If you are at home furloughed, you are no longer a key worker and your kids should be at home too. It is not about keeping your kids safe it is about keeping your whole community safe. The more kids there are in school, the longer it will take to bring down the numbers and the longer the majority will be out if school. If the school knows your true situation then they won't offer a place.

ladygracie · 01/02/2021 20:02

If school know there is a parent available to supervise remote learning then they may say no to them coming in. My school would. Not sure if that’s helpful.

Popfan · 01/02/2021 20:21

Yes I'd tell the school you are at home to care for them and I'd imagine they would withdraw the place.

Waxonwaxoff0 · 01/02/2021 20:27

Tell the school you are furloughed. They might then say you should keep them home.

How321 · 01/02/2021 20:39

I agree with most of the comments here, I did ring the school as soon as she told me she’d got them a place as any decisions involving the kids education has to be run by me as well, told them I was furloughed and the headmaster told me a place had been reserved it was up to us to decide between us wether they go in or not, I did all their education in the last lockdown only difference this time is my ex and I no longer together

OP posts:
Hugepeppapigfan · 01/02/2021 21:03

Your children should not be in school if you have another option. Simple as that.
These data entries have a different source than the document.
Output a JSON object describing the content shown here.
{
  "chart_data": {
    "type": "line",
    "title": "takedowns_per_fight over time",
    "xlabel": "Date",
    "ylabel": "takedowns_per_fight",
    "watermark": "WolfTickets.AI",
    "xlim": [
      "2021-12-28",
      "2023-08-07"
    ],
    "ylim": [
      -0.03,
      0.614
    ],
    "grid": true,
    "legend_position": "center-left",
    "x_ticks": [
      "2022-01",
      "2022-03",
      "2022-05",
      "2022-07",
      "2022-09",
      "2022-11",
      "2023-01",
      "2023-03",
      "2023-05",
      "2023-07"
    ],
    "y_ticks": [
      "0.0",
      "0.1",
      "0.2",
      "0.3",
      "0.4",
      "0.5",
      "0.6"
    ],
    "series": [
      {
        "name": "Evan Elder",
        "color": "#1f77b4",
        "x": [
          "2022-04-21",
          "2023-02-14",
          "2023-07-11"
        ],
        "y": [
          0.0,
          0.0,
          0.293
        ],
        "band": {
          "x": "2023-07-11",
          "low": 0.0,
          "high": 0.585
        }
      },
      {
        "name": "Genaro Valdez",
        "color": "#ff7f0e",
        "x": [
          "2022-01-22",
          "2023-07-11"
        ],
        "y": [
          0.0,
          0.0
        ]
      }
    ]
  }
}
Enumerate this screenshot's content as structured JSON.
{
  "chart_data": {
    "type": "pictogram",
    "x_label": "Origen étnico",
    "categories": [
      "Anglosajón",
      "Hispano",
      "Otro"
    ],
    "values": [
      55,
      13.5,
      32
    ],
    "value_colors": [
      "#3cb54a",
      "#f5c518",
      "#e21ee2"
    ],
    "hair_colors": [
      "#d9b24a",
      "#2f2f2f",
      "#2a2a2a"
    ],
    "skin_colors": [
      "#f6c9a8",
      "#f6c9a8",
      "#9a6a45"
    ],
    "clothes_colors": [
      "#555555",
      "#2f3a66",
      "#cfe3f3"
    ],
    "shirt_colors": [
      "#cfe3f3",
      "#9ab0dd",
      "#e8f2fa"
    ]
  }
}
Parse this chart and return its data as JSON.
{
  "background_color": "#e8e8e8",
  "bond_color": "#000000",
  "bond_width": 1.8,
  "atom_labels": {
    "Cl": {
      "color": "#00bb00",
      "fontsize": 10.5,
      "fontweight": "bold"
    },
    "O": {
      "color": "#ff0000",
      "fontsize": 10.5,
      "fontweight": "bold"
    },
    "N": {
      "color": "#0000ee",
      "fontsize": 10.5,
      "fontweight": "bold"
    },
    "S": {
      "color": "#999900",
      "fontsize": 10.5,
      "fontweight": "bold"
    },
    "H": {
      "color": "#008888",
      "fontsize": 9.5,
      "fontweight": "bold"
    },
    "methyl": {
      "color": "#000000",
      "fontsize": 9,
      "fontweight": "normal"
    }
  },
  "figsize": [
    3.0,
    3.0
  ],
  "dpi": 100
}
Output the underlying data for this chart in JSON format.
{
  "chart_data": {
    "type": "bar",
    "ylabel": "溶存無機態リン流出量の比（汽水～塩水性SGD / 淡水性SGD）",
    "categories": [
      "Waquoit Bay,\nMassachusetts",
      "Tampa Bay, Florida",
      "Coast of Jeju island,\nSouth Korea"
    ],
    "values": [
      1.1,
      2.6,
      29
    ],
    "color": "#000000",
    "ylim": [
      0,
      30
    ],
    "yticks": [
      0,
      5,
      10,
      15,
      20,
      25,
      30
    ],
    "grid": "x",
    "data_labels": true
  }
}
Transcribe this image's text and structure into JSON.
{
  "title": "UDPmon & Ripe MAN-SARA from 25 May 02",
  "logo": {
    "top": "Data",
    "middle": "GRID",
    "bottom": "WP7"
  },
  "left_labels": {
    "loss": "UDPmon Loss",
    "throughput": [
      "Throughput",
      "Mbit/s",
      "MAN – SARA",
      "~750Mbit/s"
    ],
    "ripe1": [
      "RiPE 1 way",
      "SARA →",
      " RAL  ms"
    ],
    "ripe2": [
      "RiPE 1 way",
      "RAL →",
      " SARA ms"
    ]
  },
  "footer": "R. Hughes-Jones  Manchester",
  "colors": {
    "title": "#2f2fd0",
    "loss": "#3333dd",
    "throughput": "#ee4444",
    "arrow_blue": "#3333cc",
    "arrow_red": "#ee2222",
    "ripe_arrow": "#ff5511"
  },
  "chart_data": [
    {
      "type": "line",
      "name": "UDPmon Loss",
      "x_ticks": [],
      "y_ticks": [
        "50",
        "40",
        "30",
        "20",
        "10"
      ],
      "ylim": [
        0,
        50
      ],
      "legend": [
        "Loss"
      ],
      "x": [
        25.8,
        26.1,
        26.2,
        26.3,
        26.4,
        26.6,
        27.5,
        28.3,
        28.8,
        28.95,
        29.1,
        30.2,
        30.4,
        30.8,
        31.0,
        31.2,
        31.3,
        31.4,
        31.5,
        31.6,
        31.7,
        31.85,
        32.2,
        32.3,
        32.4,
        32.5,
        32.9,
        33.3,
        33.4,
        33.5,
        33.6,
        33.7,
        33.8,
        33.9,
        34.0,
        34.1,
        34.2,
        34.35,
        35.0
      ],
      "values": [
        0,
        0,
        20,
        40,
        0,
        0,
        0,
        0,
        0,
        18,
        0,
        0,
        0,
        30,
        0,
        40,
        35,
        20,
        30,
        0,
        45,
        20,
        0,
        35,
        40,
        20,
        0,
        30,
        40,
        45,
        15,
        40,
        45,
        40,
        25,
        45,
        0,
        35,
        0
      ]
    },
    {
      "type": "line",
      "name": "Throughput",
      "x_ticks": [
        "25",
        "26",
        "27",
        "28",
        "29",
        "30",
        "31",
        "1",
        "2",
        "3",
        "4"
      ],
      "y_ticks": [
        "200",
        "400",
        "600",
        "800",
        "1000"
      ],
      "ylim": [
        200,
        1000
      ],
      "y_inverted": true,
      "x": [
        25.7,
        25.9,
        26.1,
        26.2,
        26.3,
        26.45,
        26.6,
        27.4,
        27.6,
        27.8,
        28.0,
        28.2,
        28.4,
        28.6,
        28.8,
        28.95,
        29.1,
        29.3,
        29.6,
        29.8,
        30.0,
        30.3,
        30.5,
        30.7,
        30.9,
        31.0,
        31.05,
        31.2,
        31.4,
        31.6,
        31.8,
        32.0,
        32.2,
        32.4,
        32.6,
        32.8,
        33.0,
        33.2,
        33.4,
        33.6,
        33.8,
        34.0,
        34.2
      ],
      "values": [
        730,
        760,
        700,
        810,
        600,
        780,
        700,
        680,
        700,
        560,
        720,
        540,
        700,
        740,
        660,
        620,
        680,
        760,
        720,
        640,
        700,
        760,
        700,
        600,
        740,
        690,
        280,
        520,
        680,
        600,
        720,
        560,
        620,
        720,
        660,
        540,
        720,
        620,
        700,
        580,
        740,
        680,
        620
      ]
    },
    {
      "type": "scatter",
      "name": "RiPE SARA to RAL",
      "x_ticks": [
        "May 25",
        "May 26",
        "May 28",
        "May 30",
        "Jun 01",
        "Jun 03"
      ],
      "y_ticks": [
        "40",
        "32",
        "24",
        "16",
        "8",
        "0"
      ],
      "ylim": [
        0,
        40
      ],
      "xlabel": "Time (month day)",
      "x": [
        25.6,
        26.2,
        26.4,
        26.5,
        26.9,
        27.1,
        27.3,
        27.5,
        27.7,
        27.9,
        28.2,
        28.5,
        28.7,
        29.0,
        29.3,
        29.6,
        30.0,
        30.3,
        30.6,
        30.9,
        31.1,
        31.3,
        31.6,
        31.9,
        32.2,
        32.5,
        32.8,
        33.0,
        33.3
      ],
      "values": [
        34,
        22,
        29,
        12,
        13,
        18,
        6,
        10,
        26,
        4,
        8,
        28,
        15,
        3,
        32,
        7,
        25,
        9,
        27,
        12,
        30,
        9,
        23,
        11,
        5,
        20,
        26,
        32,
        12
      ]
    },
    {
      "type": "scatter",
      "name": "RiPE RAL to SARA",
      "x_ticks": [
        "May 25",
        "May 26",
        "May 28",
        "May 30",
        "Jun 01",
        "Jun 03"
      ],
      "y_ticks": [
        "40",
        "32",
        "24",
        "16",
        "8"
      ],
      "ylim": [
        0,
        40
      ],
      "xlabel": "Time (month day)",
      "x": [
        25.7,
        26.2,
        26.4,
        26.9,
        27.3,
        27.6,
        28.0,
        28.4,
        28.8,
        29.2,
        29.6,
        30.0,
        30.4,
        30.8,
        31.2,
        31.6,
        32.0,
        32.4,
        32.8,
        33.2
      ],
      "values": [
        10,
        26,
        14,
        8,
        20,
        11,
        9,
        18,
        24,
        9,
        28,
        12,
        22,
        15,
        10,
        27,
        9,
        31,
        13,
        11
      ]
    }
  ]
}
SmileEachDay · 01/02/2021 21:06

I think it’s impossible for anyone on here to say - the picture you paint is so unfeasibly clear cut. I wonder what your ex’s post would be, if she did one.

The two of you need to discuss it and come to a decision.

whagst · 01/02/2021 21:08

You shouldn't be sending them to school if you don't need to, which you don't. It's incredibly selfish to send them. It increases the social contact between the kids who have to be in and the staff who are there working. People behaving like this are going to be the reason why this all lasts longer.